BLOOM: What was most challenging during your inpatient stay? 

Madeleine Cole: 
One of the things I learned, and that ties in to being a better doctor, is how incredibly important, and disrupted, sleep is when you’re in a hospital setting. Because you’re sharing a room, there’s a lot of beeping and noise at night, and sleep wasn’t great. Because I have family who live in Toronto, we were able to switch to the brain injury day program after a month, and sleep at their house. To be able to sleep in a normal house, with extended family, was wonderful. 

BLOOM: How did Jayko’s siblings cope? 

Madeleine Cole: 
I knew this wasn’t going to be a short-time problem, so after Jayko became ill, we moved to Ottawa. It might have been forever, we didn't know. 

Many families in Nunavut couldn’t do that. They’d have to leave their children with a grandparent. I was able to figure out schooling for my other kids in Ottawa, and the schools were supportive and helpful. 

Jayko’s siblings coped incredibly well. I forced each of them to see a psychologist, or a child life specialist, once. Today, they’re really adjusting, and not worried and not sad. They talk about how Jayko is fine and happy. I’ll occasionally say ‘Don’t you see how he’s different?’ And they’ll say ‘Yea, he’s different, but he’s fine.’ 

BLOOM: Did Jayko ever ask why this happened to him? 

Madeleine Cole: 
Yes, he did. But he knows that there’s nothing that he did, or that we did, to cause it. It was just bad luck—that some people are born with things different in their blood vessels. He knows that they were able to put some glue in his aneurysm, and close off that blood vessel. His neurosurgeon was great at showing him MRIs and cat scans and explaining things. 

BLOOM: If you had to give three pieces of advice for other parents in a similar situation, what would they be? 

Madeleine Cole: 
First, let yourself be sad sometimes. Second, actively look around for positive things—or beauty or goodness—every day. And as much as it may be difficult, try not to neglect your other kids. 

BLOOM: What happens to families who have kids with significant disabilities in Nunavut? 

Madeleine Cole: 
There's a real lack of services. When you have only two speech therapists for the whole eastern Arctic, they might have a visit to your community twice a year. There are no sidewalks here and no public transportation. Iqaluit is not friendly to people in wheelchairs. If I had a child with high needs, I would have to leave the North, even though I would be super sad about it. 
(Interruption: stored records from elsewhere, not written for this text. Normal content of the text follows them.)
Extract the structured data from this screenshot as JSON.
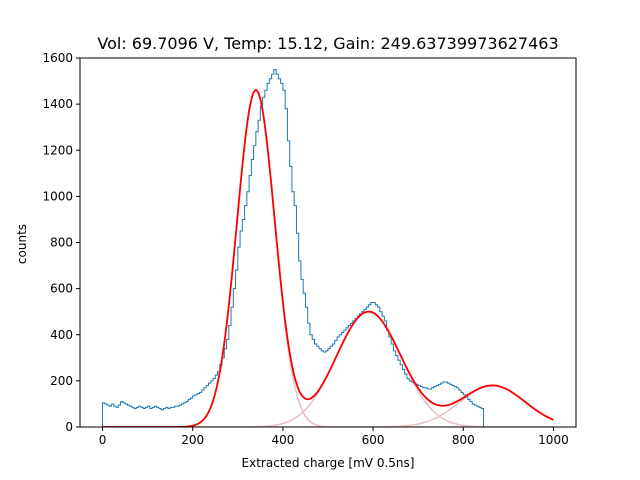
{
  "chart_data": {
    "type": "line",
    "title": "Vol: 69.7096 V, Temp: 15.12, Gain: 249.63739973627463",
    "xlabel": "Extracted charge [mV 0.5ns]",
    "ylabel": "counts",
    "xlim": [
      -50,
      1050
    ],
    "ylim": [
      0,
      1600
    ],
    "xticks": [
      0,
      200,
      400,
      600,
      800,
      1000
    ],
    "yticks": [
      0,
      200,
      400,
      600,
      800,
      1000,
      1200,
      1400,
      1600
    ],
    "grid": false,
    "legend": "none",
    "series": [
      {
        "kind": "step-histogram",
        "color": "#1f77b4",
        "bin_width": 5,
        "x_start": 0,
        "counts": [
          105,
          100,
          95,
          90,
          100,
          90,
          85,
          95,
          110,
          105,
          100,
          95,
          90,
          85,
          80,
          85,
          90,
          85,
          80,
          85,
          90,
          80,
          85,
          90,
          85,
          80,
          75,
          80,
          85,
          80,
          85,
          85,
          90,
          90,
          95,
          100,
          105,
          110,
          120,
          125,
          135,
          140,
          145,
          150,
          160,
          170,
          180,
          190,
          200,
          210,
          225,
          240,
          270,
          300,
          340,
          380,
          440,
          520,
          600,
          680,
          780,
          850,
          900,
          960,
          1020,
          1090,
          1160,
          1220,
          1280,
          1330,
          1390,
          1430,
          1460,
          1490,
          1510,
          1530,
          1550,
          1530,
          1510,
          1490,
          1460,
          1380,
          1240,
          1130,
          1020,
          960,
          840,
          720,
          640,
          580,
          520,
          450,
          400,
          380,
          360,
          350,
          340,
          330,
          325,
          330,
          340,
          350,
          360,
          375,
          390,
          400,
          410,
          420,
          430,
          440,
          450,
          460,
          470,
          480,
          490,
          500,
          510,
          520,
          530,
          540,
          540,
          530,
          520,
          500,
          480,
          460,
          420,
          390,
          360,
          330,
          310,
          290,
          270,
          250,
          230,
          210,
          200,
          195,
          190,
          185,
          180,
          175,
          170,
          170,
          165,
          165,
          170,
          175,
          180,
          185,
          190,
          195,
          195,
          190,
          185,
          180,
          175,
          170,
          160,
          150,
          140,
          130,
          120,
          110,
          100,
          95,
          90,
          85,
          80
        ]
      },
      {
        "kind": "fit",
        "color": "#ff0000",
        "peaks": [
          {
            "amplitude": 1460,
            "mean": 340,
            "sigma": 42
          },
          {
            "amplitude": 500,
            "mean": 590,
            "sigma": 72
          },
          {
            "amplitude": 180,
            "mean": 865,
            "sigma": 72
          }
        ]
      },
      {
        "kind": "components",
        "color": "#e8c0c0",
        "peaks": [
          {
            "amplitude": 1460,
            "mean": 340,
            "sigma": 42
          },
          {
            "amplitude": 500,
            "mean": 590,
            "sigma": 72
          },
          {
            "amplitude": 180,
            "mean": 865,
            "sigma": 72
          }
        ]
      }
    ]
  }
}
On a positive note, I have found rural and remote communities to be more accepting and inclusive of people with disabilities. Nunavummi Disabilities Makinnasuaqtiit Society is one resource to families in Nunavut living with disability.

BLOOM: Are there ways in which you approach things as a doctor differently now?
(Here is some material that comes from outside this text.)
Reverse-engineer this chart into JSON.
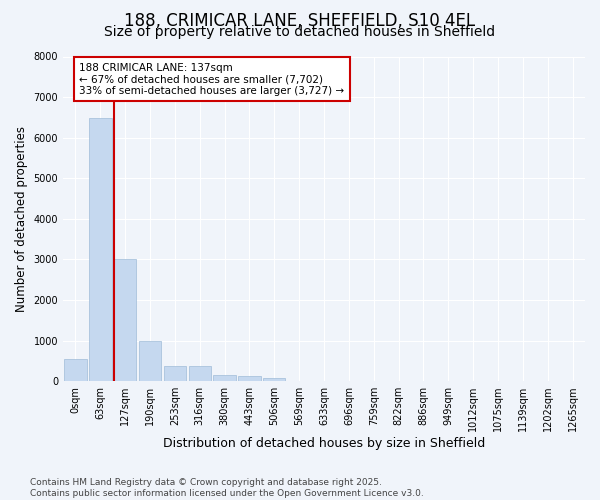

Madeleine Cole: When it feels right, I share some of what I've gone through as a parent in the last year. I know that my ability to empathize with patients has deepened through many experiences, such as miscarriage, birth, death and illness and disability in loved ones. Having been there myself I hope makes me a better physician at some level. I hope I can be a better ally and advocate to families living with disability.